BarakFutur (BaraquesFutur)
Ce quartier en transition a donné l’idée à Kurt Declercq, formateur socio-culturel, de réaliser un projet avec quelques collègues d’organisations similaires. Projet baptisé “BarakFutur”. Des photos ont été prises du quartier, des histoires ont été contées, le tout répertorié dans un atlas. Un musée d’un jour a été créé. Des soirées où les habitants parlaient du passé et du présent de leur quartier ont été organisées.
C’est avec un sentiment mitigé que Kurt Declercq se remémore le projet. Le travail terminé ne l’est pas tout à fait. “ J’aimerais pérenniser le projet. Il y a dans ce quartier tant d’organisations et un tel engagement de ses habitants.” Même si ce n’est pas toujours facile d’inclure tous les habitants dans le projet, nous confie-t-il. “ Ce qui fonctionne avec un groupe d’habitants ne fonctionne pas forcément avec un autre groupe.”
“Nous avons besoin d’un lieu de rencontre ici” , confirme Marianne. “ Le projet BarakFutur a réussi à faire sortir les gens de chez eux. Si on pouvait continuer ainsi, ce serait bien. Malgré tout, moi et bien d’autres, nous aimons beaucoup vivre ici.”
Bart Noels
Plus d’info:
https://barakfuturblog.wordpress.com https://www.facebook.com/events/709698776034259/
Love on the bridge, 30 septembre 2018
L’événement “Love on the bridge” clôturera le projet BarakFutur. Frederic Dehaudt du Centrum Stedelijke Acupunctuur présentera avec les habitants du quartier une pièce de théâtre qui brosse l’âme des Baraques.
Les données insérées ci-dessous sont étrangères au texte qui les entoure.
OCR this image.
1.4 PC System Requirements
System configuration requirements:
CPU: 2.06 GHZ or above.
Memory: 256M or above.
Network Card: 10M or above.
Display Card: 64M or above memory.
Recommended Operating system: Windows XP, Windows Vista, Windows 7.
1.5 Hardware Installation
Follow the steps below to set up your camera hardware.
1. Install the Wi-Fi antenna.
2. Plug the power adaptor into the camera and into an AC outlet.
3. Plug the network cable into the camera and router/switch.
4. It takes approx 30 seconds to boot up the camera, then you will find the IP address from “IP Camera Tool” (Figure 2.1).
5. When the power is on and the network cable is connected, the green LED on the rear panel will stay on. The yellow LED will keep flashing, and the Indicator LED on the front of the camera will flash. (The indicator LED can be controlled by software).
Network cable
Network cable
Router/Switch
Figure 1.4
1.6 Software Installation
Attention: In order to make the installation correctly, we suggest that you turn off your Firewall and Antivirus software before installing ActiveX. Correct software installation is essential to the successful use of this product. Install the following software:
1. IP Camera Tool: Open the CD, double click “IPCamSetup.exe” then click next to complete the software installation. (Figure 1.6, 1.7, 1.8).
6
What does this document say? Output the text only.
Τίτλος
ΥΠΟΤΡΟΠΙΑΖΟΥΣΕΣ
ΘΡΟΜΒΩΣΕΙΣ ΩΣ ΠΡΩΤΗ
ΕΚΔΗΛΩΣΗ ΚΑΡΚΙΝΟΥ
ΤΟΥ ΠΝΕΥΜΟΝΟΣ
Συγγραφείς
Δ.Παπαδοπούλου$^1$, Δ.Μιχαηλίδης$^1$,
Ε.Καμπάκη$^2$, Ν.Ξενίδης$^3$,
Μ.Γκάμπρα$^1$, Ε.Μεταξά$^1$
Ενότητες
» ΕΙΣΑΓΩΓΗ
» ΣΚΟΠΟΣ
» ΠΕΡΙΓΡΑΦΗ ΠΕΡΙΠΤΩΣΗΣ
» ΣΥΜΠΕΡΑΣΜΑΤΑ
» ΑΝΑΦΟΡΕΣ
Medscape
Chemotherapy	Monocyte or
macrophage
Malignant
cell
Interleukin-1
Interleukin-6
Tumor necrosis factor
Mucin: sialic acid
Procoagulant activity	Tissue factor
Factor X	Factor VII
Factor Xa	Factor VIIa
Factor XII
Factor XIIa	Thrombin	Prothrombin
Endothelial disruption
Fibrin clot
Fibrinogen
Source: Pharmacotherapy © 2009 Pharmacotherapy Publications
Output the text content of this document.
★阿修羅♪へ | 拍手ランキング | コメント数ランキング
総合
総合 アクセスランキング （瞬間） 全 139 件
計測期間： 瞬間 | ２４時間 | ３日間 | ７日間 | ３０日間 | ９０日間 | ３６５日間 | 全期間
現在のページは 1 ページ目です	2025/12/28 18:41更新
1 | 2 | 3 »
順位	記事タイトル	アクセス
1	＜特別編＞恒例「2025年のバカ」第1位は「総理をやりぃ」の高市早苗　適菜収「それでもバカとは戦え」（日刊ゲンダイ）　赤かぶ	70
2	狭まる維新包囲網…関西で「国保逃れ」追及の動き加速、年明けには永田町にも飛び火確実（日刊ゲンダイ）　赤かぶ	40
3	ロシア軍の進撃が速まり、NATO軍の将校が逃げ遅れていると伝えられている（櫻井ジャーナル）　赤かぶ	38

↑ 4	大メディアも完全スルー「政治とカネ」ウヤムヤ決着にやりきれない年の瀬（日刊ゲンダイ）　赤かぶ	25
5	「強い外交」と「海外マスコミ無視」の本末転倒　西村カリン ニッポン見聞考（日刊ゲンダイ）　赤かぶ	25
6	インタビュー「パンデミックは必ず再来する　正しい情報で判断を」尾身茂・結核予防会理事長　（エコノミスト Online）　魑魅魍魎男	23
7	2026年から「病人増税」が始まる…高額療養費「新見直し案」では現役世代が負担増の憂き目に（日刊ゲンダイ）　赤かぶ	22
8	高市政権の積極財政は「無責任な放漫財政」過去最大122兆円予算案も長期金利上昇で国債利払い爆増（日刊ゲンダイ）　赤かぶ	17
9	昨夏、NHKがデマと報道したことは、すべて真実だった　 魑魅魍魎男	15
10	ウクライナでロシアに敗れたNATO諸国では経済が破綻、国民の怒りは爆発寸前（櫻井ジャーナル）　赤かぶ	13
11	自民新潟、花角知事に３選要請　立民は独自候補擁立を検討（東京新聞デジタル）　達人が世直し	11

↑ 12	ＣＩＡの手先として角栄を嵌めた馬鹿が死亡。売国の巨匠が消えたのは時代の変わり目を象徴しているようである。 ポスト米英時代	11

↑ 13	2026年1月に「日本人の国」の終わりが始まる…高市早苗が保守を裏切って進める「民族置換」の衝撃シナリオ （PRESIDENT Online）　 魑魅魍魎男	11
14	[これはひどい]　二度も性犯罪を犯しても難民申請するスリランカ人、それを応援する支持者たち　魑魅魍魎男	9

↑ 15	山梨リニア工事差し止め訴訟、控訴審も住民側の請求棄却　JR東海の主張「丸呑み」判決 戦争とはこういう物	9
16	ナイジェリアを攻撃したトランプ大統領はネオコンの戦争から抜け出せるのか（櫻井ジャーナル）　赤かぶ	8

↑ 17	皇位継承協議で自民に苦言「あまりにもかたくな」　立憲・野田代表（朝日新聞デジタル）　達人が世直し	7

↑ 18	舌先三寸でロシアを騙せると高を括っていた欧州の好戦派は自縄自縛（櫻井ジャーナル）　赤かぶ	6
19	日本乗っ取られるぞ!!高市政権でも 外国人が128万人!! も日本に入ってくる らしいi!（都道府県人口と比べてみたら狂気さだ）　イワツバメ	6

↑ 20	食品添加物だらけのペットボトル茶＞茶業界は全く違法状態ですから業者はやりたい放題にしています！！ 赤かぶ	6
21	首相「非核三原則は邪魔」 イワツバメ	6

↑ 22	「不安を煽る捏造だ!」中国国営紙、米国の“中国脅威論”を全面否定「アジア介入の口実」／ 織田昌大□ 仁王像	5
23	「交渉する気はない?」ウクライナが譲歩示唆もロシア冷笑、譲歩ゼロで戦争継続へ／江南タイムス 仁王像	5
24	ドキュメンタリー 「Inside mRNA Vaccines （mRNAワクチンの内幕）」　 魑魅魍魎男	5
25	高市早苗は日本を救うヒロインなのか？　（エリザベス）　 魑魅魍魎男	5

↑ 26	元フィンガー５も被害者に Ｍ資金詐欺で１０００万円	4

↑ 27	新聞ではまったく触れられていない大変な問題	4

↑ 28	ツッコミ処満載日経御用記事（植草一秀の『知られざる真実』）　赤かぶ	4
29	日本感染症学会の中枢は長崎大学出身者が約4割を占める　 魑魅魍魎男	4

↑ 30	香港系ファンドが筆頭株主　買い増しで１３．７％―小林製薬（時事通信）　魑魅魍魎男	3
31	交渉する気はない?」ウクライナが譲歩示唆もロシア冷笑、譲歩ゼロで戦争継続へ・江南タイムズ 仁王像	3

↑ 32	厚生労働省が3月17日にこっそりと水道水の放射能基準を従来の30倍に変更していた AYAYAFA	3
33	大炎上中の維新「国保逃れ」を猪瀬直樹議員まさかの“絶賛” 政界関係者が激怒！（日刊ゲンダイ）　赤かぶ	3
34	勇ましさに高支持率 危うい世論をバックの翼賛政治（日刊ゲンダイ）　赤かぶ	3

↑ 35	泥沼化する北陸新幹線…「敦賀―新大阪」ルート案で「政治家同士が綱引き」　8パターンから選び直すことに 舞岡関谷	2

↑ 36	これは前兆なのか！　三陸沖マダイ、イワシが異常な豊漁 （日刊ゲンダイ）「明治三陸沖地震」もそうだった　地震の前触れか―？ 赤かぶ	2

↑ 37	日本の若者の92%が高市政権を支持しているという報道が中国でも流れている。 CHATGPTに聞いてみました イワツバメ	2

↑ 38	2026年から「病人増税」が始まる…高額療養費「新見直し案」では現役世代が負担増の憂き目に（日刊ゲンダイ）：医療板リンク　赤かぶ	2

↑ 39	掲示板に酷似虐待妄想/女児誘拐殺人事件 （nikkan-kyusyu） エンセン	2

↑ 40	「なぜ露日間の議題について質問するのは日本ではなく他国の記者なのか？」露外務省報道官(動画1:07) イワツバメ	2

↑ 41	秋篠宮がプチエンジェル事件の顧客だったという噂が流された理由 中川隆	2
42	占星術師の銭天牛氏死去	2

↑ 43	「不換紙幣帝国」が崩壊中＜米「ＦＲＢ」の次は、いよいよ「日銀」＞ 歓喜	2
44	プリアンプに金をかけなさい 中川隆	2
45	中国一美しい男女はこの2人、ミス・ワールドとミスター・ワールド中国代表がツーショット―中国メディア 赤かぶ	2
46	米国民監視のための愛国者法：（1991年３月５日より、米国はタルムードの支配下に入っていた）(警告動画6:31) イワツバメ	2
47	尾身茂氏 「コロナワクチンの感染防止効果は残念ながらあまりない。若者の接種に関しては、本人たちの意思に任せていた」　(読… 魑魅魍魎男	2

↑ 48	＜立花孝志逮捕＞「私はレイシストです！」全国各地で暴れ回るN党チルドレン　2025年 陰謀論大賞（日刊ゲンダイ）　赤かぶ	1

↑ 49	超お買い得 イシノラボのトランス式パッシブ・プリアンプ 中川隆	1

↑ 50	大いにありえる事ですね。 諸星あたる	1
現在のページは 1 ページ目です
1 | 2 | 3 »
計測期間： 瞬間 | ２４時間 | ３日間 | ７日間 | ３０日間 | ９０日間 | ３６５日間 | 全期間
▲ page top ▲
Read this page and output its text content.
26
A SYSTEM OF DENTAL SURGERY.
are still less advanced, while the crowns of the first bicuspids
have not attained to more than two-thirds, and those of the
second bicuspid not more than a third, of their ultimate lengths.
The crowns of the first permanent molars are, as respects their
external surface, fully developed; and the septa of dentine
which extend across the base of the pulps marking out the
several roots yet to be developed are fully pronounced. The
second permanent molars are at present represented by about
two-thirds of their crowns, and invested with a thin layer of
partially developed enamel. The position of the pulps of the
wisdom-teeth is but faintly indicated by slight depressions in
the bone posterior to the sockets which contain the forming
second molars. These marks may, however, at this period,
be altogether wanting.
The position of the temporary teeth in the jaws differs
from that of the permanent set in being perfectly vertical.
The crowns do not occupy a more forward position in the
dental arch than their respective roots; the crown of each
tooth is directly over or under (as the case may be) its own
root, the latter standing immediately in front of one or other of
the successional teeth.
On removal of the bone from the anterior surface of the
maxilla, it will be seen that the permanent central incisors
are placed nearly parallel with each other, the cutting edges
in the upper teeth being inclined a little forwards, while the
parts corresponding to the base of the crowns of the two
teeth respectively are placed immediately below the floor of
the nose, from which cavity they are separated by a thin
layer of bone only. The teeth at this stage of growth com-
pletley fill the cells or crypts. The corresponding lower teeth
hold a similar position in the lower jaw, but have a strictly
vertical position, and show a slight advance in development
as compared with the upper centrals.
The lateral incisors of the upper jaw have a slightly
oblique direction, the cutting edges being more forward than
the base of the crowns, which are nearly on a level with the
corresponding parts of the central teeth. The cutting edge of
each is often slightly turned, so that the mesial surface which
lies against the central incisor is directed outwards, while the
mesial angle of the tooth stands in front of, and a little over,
Les Baraquiens nous présenteront leur quartier sous forme d’une lettre adressée au futur. Il y aura également une expo reprenant les histoires du quartier. Un cortège composé de “Les figurettes Fénoménales En Plein Public” et d’un orchestre d’harmonie défilera dans les Baraques.
Au Pont de la Lys le “Musée d’Art Contemporain de la ville de Menin” exposera textes, objets et matériel accumulés dans les Baraques. Ce musée autodéclaré est une initiative de Nicolas Van Elslander (vzw Michel!) et Frederic Dehaudt.